The report, from the National Foundation for Educational Research, found that parents pinpointed the national curriculum as a culprit in poor classroom behaviour and non-attendance.

Parents believed it was not meeting children’s needs and interests, particularly those who have special needs and learning difficulties.

The report, the last of a four-part series called School Attendance, Truancy and Exclusion, by Kay Kinder and Anne Wilkin, found that complex factors determined the causes of disaffection, and that children needed a combination of support to overcome their difficulties.

Schools which employed a variety of approaches to dealing with the problem achieved the best results in improving motivation.

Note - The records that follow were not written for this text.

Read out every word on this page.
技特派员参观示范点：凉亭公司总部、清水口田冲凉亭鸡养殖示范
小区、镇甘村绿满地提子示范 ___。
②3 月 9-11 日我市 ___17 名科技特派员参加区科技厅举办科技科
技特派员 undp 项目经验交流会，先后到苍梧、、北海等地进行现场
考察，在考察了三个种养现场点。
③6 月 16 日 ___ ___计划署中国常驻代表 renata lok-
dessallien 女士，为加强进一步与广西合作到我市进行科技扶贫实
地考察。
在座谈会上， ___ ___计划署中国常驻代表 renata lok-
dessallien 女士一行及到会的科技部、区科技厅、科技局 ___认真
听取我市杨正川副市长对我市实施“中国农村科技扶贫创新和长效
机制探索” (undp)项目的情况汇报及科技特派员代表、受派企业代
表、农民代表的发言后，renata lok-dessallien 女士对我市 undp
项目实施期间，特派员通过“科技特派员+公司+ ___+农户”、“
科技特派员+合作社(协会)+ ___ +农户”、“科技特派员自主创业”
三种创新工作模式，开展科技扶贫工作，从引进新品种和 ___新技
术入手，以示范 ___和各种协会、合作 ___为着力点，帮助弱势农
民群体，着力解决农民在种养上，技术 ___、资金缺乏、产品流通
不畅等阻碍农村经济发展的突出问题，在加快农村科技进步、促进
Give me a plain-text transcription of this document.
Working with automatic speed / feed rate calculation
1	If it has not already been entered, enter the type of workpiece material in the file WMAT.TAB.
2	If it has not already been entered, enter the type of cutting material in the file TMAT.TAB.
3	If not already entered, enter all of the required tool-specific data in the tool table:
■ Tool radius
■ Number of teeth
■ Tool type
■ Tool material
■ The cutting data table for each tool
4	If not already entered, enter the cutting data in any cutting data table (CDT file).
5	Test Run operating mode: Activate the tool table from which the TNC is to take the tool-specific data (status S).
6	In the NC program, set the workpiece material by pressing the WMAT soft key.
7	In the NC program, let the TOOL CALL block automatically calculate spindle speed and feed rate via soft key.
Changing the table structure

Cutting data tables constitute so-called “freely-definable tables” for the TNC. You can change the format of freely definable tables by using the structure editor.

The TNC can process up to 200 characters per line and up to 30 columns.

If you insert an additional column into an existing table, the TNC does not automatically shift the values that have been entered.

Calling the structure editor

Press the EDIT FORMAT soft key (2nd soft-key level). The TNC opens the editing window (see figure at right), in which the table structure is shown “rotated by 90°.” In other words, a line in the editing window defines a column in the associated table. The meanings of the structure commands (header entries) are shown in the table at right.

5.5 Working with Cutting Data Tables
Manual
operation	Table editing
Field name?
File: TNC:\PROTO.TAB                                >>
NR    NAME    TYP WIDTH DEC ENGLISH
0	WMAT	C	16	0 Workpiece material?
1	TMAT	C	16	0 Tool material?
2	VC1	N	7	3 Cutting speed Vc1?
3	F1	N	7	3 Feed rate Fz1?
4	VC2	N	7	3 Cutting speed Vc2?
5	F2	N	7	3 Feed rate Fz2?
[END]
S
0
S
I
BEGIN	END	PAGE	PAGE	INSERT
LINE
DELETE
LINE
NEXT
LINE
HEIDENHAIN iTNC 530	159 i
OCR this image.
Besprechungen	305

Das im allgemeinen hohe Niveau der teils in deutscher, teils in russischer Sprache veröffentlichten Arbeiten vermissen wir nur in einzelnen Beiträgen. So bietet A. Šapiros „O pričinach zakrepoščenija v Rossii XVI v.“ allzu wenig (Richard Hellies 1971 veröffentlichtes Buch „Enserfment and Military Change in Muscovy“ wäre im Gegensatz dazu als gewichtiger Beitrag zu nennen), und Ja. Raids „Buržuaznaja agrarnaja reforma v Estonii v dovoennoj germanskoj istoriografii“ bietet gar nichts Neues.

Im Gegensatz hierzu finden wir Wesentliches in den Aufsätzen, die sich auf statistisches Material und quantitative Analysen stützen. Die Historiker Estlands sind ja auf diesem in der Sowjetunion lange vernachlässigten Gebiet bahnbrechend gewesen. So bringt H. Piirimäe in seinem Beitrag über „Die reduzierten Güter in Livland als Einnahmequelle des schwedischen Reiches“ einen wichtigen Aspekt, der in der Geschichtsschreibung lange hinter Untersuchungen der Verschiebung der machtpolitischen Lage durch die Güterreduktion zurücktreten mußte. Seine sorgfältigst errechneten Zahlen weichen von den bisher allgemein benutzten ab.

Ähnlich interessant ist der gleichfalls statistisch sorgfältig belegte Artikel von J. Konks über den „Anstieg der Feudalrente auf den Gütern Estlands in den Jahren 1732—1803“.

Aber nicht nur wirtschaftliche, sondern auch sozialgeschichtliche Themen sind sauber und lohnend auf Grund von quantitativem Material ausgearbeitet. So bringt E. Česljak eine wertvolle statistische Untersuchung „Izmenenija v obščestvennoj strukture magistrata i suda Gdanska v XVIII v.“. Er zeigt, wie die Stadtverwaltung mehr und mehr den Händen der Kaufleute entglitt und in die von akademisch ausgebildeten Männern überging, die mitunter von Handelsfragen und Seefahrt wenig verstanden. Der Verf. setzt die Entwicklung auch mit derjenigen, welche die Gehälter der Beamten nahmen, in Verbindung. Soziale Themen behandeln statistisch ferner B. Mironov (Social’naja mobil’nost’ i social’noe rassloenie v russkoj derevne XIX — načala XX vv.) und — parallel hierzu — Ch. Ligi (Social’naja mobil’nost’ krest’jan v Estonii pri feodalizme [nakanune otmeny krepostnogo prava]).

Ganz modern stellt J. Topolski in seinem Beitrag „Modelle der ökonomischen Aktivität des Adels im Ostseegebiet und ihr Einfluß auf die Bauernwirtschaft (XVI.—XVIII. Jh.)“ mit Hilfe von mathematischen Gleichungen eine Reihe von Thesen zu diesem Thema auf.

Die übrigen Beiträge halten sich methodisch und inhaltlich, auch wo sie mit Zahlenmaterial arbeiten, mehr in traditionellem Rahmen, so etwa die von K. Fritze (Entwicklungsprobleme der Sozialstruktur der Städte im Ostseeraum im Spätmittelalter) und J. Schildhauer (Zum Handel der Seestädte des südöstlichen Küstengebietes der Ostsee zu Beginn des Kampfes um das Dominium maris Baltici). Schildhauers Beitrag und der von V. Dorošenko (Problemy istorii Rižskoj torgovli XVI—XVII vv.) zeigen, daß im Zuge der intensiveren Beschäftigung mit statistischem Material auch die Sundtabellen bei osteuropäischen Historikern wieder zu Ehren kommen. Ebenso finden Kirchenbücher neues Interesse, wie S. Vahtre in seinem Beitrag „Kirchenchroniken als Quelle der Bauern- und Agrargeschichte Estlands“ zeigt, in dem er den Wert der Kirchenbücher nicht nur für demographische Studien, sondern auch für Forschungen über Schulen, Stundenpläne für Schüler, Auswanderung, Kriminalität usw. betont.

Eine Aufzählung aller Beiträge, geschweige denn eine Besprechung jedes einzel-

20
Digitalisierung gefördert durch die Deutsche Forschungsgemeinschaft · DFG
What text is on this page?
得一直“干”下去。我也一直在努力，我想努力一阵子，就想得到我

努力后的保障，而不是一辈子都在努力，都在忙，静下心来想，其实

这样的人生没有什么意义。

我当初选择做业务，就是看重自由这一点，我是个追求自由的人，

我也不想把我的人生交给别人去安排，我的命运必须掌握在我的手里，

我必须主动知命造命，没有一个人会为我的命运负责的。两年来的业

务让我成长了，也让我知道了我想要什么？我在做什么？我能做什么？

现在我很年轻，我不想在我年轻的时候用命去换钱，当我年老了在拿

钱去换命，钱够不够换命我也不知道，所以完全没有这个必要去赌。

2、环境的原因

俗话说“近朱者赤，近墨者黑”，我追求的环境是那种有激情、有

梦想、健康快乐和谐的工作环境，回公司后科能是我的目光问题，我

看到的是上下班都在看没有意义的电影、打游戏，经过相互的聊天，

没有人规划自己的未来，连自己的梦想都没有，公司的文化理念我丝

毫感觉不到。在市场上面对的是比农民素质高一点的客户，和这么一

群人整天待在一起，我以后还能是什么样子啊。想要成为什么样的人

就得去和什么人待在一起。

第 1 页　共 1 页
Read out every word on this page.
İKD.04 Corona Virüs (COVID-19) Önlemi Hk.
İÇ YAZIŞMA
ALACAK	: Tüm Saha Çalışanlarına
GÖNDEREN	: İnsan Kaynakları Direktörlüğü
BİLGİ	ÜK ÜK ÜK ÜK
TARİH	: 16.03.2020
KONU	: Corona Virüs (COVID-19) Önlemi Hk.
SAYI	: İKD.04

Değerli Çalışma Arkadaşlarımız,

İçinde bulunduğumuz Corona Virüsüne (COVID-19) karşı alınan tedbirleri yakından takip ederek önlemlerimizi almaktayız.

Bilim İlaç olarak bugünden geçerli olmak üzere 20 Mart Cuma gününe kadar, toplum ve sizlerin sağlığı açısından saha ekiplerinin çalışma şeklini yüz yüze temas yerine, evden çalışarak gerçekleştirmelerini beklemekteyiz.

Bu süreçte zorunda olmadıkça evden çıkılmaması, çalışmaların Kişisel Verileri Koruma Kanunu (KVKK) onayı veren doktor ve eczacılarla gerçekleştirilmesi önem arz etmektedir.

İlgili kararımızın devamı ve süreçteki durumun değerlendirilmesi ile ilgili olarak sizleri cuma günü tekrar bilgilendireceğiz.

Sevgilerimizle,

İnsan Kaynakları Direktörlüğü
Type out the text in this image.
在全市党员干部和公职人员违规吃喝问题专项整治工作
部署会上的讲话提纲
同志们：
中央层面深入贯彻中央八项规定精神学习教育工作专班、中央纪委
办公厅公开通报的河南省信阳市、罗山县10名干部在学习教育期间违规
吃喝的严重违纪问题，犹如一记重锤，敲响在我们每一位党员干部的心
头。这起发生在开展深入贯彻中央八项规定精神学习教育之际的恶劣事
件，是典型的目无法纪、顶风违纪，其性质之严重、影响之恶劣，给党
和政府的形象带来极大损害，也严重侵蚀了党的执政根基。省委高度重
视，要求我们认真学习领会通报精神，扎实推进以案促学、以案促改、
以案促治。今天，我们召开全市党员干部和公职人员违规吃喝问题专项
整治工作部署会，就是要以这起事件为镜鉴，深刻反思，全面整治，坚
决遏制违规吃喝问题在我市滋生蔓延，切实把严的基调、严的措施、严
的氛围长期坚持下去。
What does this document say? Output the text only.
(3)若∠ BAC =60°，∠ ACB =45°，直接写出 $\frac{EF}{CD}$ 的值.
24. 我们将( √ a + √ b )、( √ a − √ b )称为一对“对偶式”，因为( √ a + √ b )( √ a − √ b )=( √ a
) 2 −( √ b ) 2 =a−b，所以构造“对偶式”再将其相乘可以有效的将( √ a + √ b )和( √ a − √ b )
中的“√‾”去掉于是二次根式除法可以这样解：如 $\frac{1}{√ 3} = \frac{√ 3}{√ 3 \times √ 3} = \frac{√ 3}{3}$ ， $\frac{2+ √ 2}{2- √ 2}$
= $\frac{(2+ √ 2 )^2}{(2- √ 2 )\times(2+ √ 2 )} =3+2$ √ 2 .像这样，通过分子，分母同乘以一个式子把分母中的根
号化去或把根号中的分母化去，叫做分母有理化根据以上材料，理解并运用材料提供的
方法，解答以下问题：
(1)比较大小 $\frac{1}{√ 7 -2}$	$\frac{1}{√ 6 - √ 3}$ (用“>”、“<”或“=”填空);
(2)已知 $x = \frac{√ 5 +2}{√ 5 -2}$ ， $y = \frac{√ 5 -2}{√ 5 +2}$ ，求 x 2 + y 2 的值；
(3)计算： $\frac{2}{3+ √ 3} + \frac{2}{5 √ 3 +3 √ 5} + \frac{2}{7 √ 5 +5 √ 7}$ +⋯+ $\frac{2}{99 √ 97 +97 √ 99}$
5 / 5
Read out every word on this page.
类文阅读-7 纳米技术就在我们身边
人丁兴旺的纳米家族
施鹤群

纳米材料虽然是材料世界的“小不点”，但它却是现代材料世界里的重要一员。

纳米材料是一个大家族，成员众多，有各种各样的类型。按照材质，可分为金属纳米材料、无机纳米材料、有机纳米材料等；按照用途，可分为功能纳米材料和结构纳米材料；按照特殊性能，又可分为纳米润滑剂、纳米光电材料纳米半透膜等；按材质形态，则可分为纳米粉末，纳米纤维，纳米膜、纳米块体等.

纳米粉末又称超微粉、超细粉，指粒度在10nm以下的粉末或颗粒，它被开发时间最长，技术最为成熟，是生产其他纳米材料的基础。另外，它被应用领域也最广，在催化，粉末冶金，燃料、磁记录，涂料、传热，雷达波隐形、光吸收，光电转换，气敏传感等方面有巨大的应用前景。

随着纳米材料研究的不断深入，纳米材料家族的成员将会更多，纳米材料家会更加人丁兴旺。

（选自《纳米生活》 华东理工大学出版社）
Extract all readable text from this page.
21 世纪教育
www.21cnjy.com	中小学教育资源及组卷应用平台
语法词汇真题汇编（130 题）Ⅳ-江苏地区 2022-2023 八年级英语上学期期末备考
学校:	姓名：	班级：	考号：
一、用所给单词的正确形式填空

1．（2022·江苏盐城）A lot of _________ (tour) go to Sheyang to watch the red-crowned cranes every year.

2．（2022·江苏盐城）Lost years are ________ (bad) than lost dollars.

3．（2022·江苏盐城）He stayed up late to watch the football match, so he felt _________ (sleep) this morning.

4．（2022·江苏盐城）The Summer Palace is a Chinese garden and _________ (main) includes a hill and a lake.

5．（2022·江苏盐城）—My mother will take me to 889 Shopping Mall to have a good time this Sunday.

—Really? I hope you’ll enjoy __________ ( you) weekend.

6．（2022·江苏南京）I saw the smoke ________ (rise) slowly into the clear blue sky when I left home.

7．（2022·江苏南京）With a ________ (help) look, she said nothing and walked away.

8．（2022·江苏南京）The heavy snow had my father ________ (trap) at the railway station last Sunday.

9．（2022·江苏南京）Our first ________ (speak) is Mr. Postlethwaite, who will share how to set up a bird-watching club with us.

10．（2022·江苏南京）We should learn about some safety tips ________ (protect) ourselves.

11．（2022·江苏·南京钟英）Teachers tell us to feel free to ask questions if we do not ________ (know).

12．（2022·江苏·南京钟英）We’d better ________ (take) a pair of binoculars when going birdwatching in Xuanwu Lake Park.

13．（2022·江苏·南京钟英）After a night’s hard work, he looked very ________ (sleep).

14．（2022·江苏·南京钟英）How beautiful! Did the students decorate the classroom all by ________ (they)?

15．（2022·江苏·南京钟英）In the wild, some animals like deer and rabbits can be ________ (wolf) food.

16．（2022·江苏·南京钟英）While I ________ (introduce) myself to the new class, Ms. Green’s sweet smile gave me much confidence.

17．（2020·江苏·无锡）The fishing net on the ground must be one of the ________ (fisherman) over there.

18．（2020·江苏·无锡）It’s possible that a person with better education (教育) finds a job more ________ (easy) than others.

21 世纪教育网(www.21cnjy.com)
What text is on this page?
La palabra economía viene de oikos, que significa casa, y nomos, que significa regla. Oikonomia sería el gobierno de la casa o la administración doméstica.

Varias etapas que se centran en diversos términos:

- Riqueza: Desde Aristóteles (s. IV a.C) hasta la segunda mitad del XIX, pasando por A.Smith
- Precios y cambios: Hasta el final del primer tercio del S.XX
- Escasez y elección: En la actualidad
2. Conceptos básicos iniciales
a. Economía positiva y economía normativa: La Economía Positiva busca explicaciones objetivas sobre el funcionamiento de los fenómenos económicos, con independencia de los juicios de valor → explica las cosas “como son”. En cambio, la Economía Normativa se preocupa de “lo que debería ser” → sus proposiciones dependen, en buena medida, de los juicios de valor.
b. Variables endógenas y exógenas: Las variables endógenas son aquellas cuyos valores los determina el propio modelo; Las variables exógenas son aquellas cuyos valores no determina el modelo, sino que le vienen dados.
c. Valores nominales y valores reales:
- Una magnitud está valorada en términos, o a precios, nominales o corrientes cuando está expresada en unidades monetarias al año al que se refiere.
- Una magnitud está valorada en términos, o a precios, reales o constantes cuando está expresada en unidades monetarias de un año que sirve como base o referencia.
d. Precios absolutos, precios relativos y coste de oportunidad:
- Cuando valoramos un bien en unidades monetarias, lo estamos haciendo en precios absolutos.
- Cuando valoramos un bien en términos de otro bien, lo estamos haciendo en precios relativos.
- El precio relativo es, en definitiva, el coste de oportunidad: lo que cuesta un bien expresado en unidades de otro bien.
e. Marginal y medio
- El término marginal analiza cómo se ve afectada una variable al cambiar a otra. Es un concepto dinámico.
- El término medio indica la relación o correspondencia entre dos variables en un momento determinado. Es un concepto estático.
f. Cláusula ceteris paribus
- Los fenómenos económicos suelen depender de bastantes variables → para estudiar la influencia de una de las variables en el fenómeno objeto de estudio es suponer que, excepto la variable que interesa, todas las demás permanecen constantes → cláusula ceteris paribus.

Among the most effective were computer registration systems monitoring pupil attendance and enabled teachers to detect patterns of behaviour and absence, and made it more difficult for pupils to truant.

Rewards and sanctions were also effective because they encouraged and reinforced school rules on behaviour and attendance, although some children did not value being seen publicly to receive acclaim.

One in eight believed that the giving of prizes and incentives was inappropriate and threw them away.

The authors also found that the prospect of punishment for truancy only worked for those pupils who feared their attendance record would affect their job prospects; others “beat the system” by intercepting letters home, forging signatures and getting their friends to ring the school.

Approaches which provide challenges and offer individual support to pupils were the most effective means of dealing with disaffection.

Conversely, those with a strong reprisal element such as withdrawal units, exclusion and suspensions tended not to address the problem.